The principle of conservation of momentum can be expressed as:
(m_rifle * v_rifle_initial) + (m_bullet * v_bullet) = (m_rifle * v_rifle_final)
Where:
m_rifle is the mass of the rifle (6.15 kg)
m_bullet is the mass of the bullet (0.0118 kg)
v_rifle_initial is the initial velocity of the rifle (unknown)
v_rifle_final is the final velocity of the rifle (unknown)
v_bullet is the velocity of the bullet (505 m/s)
We need to solve for v_rifle_final.
Since the bullet is fired to the right (positive direction), we can assign a positive sign to v_bullet.
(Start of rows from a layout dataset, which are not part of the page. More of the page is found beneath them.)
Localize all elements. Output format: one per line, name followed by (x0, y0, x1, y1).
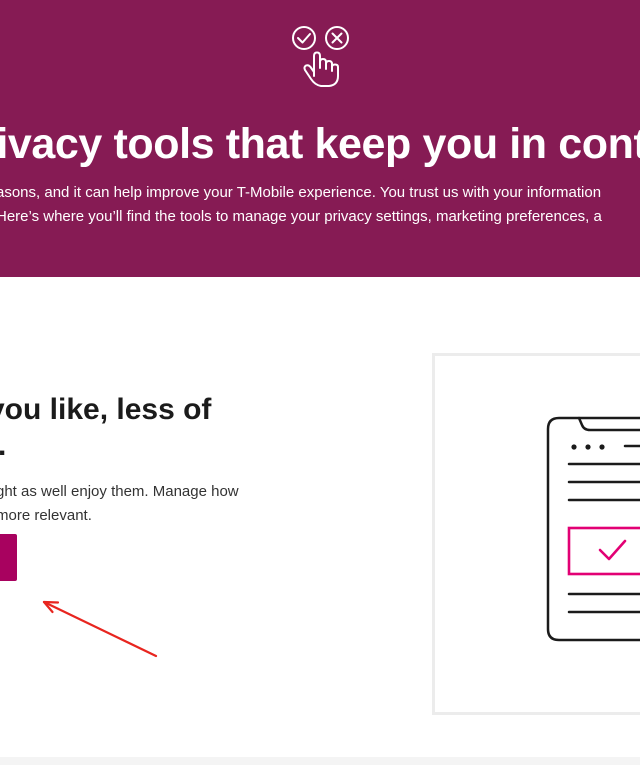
section-description: ght as well enjoy them. Manage how more … (0, 480, 239, 528)
section-description-line-1: ght as well enjoy them. Manage how (0, 483, 239, 500)
hero-description-line-2: Here’s where you’ll find the tools to ma… (0, 208, 602, 225)
section-heading-line-1: you like, less of (0, 393, 212, 426)
privacy-controls-icon (292, 26, 349, 87)
hero-description-line-1: asons, and it can help improve your T-Mo… (0, 184, 602, 201)
section-description-line-2: more relevant. (0, 507, 92, 524)
hero-title: rivacy tools that keep you in contro (0, 120, 640, 168)
manage-preferences-button[interactable] (0, 534, 17, 581)
section-heading: you like, less of t. (0, 392, 288, 464)
footer-strip (0, 757, 640, 765)
red-arrow-annotation (42, 600, 158, 658)
illustration-card (432, 353, 640, 715)
privacy-hero: rivacy tools that keep you in contro aso… (0, 0, 640, 277)
checklist-document-icon (546, 416, 640, 642)
section-heading-line-2: t. (0, 428, 288, 464)
privacy-page: rivacy tools that keep you in contro aso… (0, 0, 640, 765)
Similarly, the recoil velocity of the rifle will be in the opposite direction (to the left), so we assign a negative sign to v_rifle_final.
The equation becomes:
(6.15 kg * v_rifle_initial) + (0.0118 kg * 505 m/s) = (6.15 kg * -v_rifle_final)
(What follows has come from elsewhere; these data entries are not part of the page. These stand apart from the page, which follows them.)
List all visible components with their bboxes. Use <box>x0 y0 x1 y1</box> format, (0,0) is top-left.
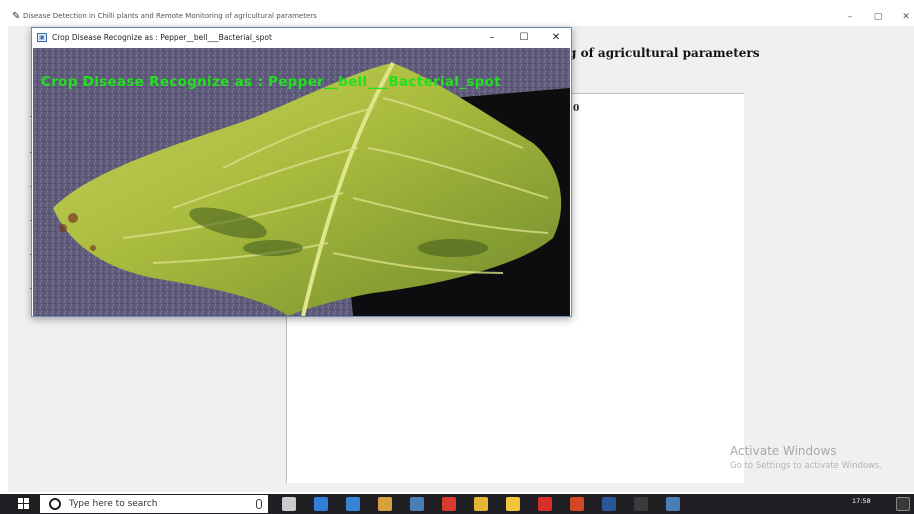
close-button[interactable]: ✕ <box>898 10 914 24</box>
acrobat-icon[interactable] <box>538 497 552 511</box>
clock-time[interactable]: 17:58 <box>852 497 871 505</box>
canvas-value-text: 0 <box>573 104 580 114</box>
windows-taskbar: Type here to search 17:58 <box>0 494 914 514</box>
activate-windows-subtitle: Go to Settings to activate Windows. <box>730 461 883 471</box>
maximize-button[interactable]: ▢ <box>870 10 886 24</box>
store-icon[interactable] <box>378 497 392 511</box>
activate-windows-title: Activate Windows <box>730 444 837 458</box>
app-window-icon: ▣ <box>37 33 47 42</box>
popup-close-button[interactable]: ✕ <box>548 31 564 45</box>
main-window-title: Disease Detection in Chilli plants and R… <box>23 12 317 20</box>
feather-icon: ✎ <box>12 11 21 22</box>
page-heading: g of agricultural parameters <box>568 46 760 60</box>
minimize-button[interactable]: – <box>842 10 858 24</box>
prediction-overlay-text: Crop Disease Recognize as : Pepper__bell… <box>41 74 501 90</box>
task-view-icon[interactable] <box>282 497 296 511</box>
edge-icon[interactable] <box>314 497 328 511</box>
cortana-icon <box>49 498 61 510</box>
start-button[interactable] <box>18 498 30 510</box>
terminal-icon[interactable] <box>634 497 648 511</box>
leaf-image: Crop Disease Recognize as : Pepper__bell… <box>33 48 570 316</box>
desktop-screen: ✎ Disease Detection in Chilli plants and… <box>0 0 914 514</box>
red-app-icon[interactable] <box>442 497 456 511</box>
notification-icon[interactable] <box>896 497 910 511</box>
popup-maximize-button[interactable]: ☐ <box>516 31 532 45</box>
popup-minimize-button[interactable]: – <box>484 31 500 45</box>
python-idle-icon[interactable] <box>666 497 680 511</box>
microphone-icon[interactable] <box>256 499 262 509</box>
chrome-icon[interactable] <box>474 497 488 511</box>
popup-title-bar[interactable]: ▣ Crop Disease Recognize as : Pepper__be… <box>32 28 571 48</box>
file-explorer-icon[interactable] <box>506 497 520 511</box>
python-icon[interactable] <box>410 497 424 511</box>
taskbar-search[interactable]: Type here to search <box>40 495 268 513</box>
powerpoint-icon[interactable] <box>570 497 584 511</box>
search-placeholder: Type here to search <box>69 499 158 509</box>
popup-title: Crop Disease Recognize as : Pepper__bell… <box>52 33 272 42</box>
mail-icon[interactable] <box>346 497 360 511</box>
disease-result-window: ▣ Crop Disease Recognize as : Pepper__be… <box>31 27 572 317</box>
main-title-bar[interactable]: ✎ Disease Detection in Chilli plants and… <box>8 8 914 26</box>
word-icon[interactable] <box>602 497 616 511</box>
Now we can solve for v_rifle_final:
6.15 kg * v_rifle_initial + 0.0118 kg * 505 m/s = -6.15 kg * v_rifle_final
Rearranging the equation:
6.15 kg * (v_rifle_initial + v_rifle_final) = -0.0118 kg * 505 m/s
Dividing both sides by 6.15 kg:
v_rifle_initial + v_rifle_final = (-0.0118 kg * 505 m/s) / 6.15 kg
Simplifying:
v_rifle_initial + v_rifle_final = -0.096 m/s
Now, since the bullet is being fired and the rifle is recoiling in the opposite direction, we can assume that the initial velocity of the rifle (v_rifle_initial) is 0.
Thus, the equation becomes:
0 + v_rifle_final = -0.096 m/s
Simplifying:
v_rifle_final = -0.096 m/s
So, the recoil speed of the rifle as the bullet leaves the rifle is approximately 0.096 m/s to the left.